Une révolution dans la gestion des déchets landais

Une page se tourne dans la gestion des déchets des Landes. L'évolution des règles d'épandage du compost, issue de la loi sur la Transition écologique de 2015 et de la loi Agec de 2020, contraint les syndicats de collecte à revoir complètement leurs stratégies. Dès le 1er novembre 2026, le Sictom du Marsan devra envoyer toutes ses ordures ménagères à l'incinérateur de Pontenx-les-Forges, marquant la fin d'une époque de valorisation organique.

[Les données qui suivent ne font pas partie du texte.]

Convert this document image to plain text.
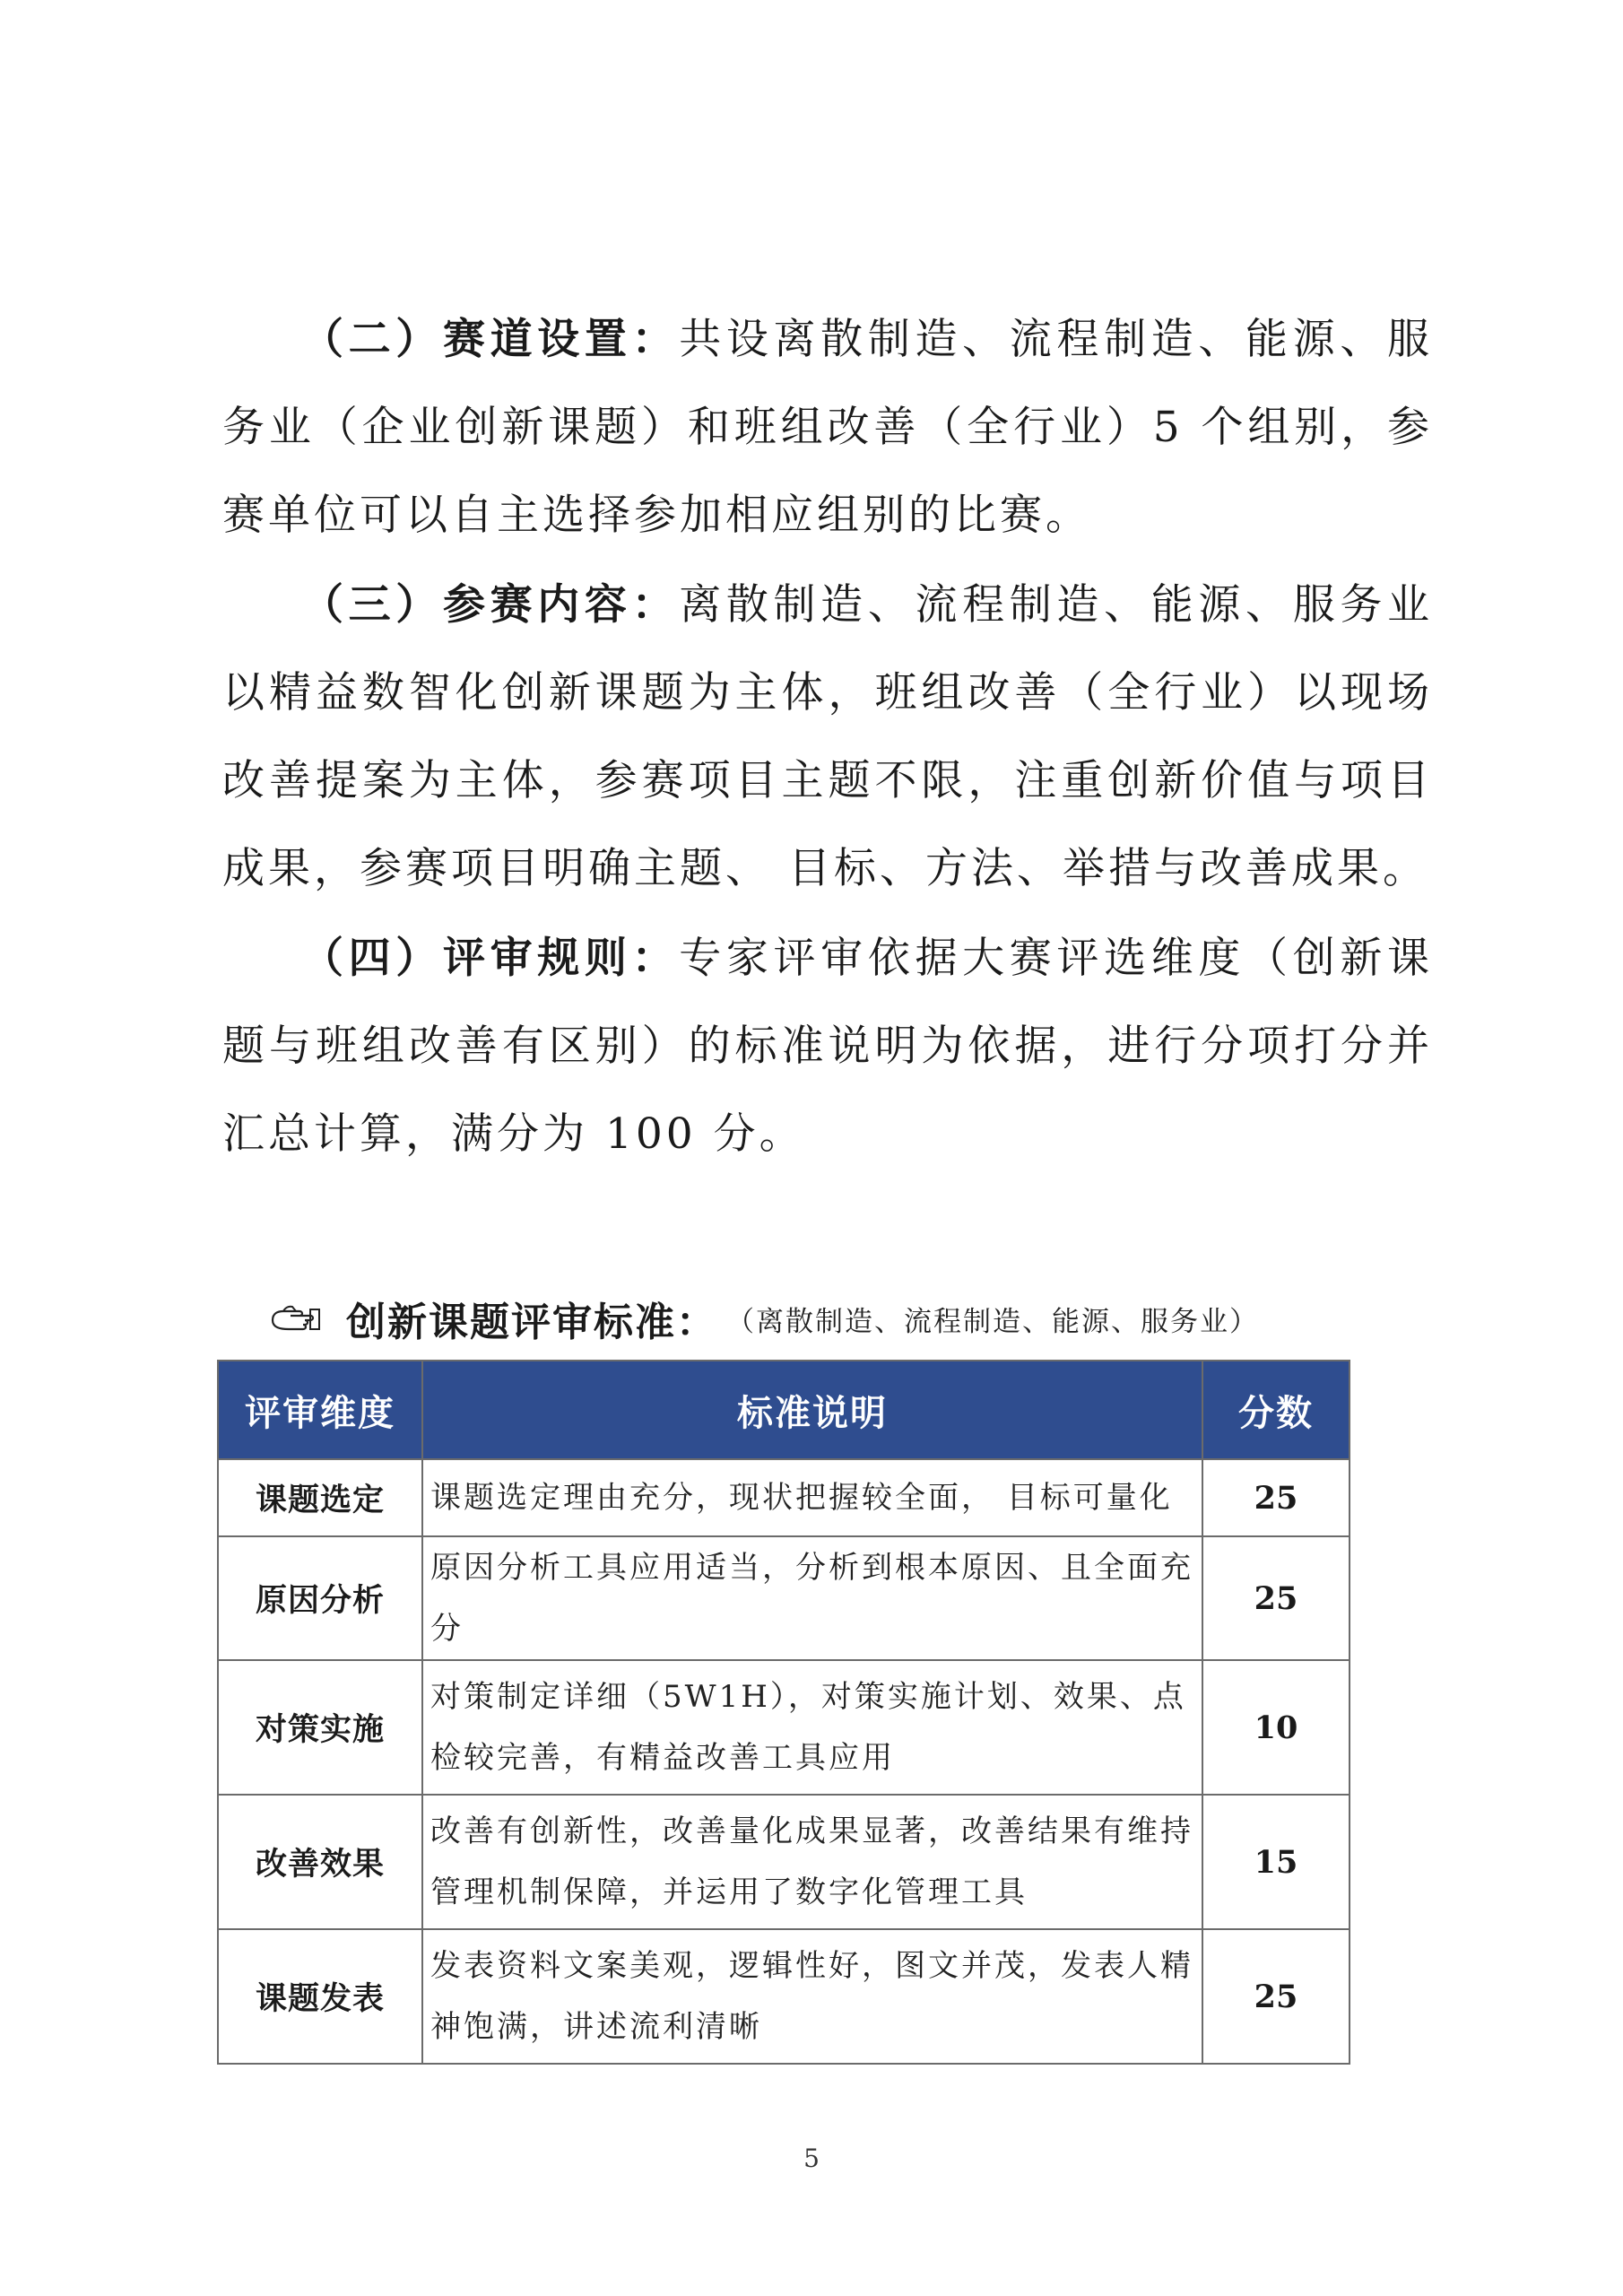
（二）赛道设置：共设离散制造、流程制造、能源、服务业（企业创新课题）和班组改善（全行业）5 个组别，参赛单位可以自主选择参加相应组别的比赛。

（三）参赛内容：离散制造、流程制造、能源、服务业以精益数智化创新课题为主体，班组改善（全行业）以现场改善提案为主体，参赛项目主题不限，注重创新价值与项目成果，参赛项目明确主题、 目标、方法、举措与改善成果。

（四）评审规则：专家评审依据大赛评选维度（创新课题与班组改善有区别）的标准说明为依据，进行分项打分并汇总计算，满分为 100 分。

创新课题评审标准： （离散制造、流程制造、能源、服务业）
评审维度	标准说明	分数
课题选定	课题选定理由充分，现状把握较全面， 目标可量化	25
原因分析	原因分析工具应用适当，分析到根本原因、且全面充分	25
对策实施	对策制定详细（5W1H），对策实施计划、效果、点检较完善，有精益改善工具应用	10
改善效果	改善有创新性，改善量化成果显著，改善结果有维持管理机制保障，并运用了数字化管理工具	15
课题发表	发表资料文案美观，逻辑性好，图文并茂，发表人精神饱满，讲述流利清晰	25
5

La fin programmée du compostage traditionnel

« Le décret est en suspens, mais on sait que notre compost ne pourra plus revenir au sol à partir du 1er janvier 2027 », déplore amèrement Jean-Paul Alyre, président du Sictom du Marsan. Cette évolution réglementaire, elle-même héritée de directives européennes, rend obsolète le système de traitement actuel qui sépare les matières fermentescibles du reste des déchets.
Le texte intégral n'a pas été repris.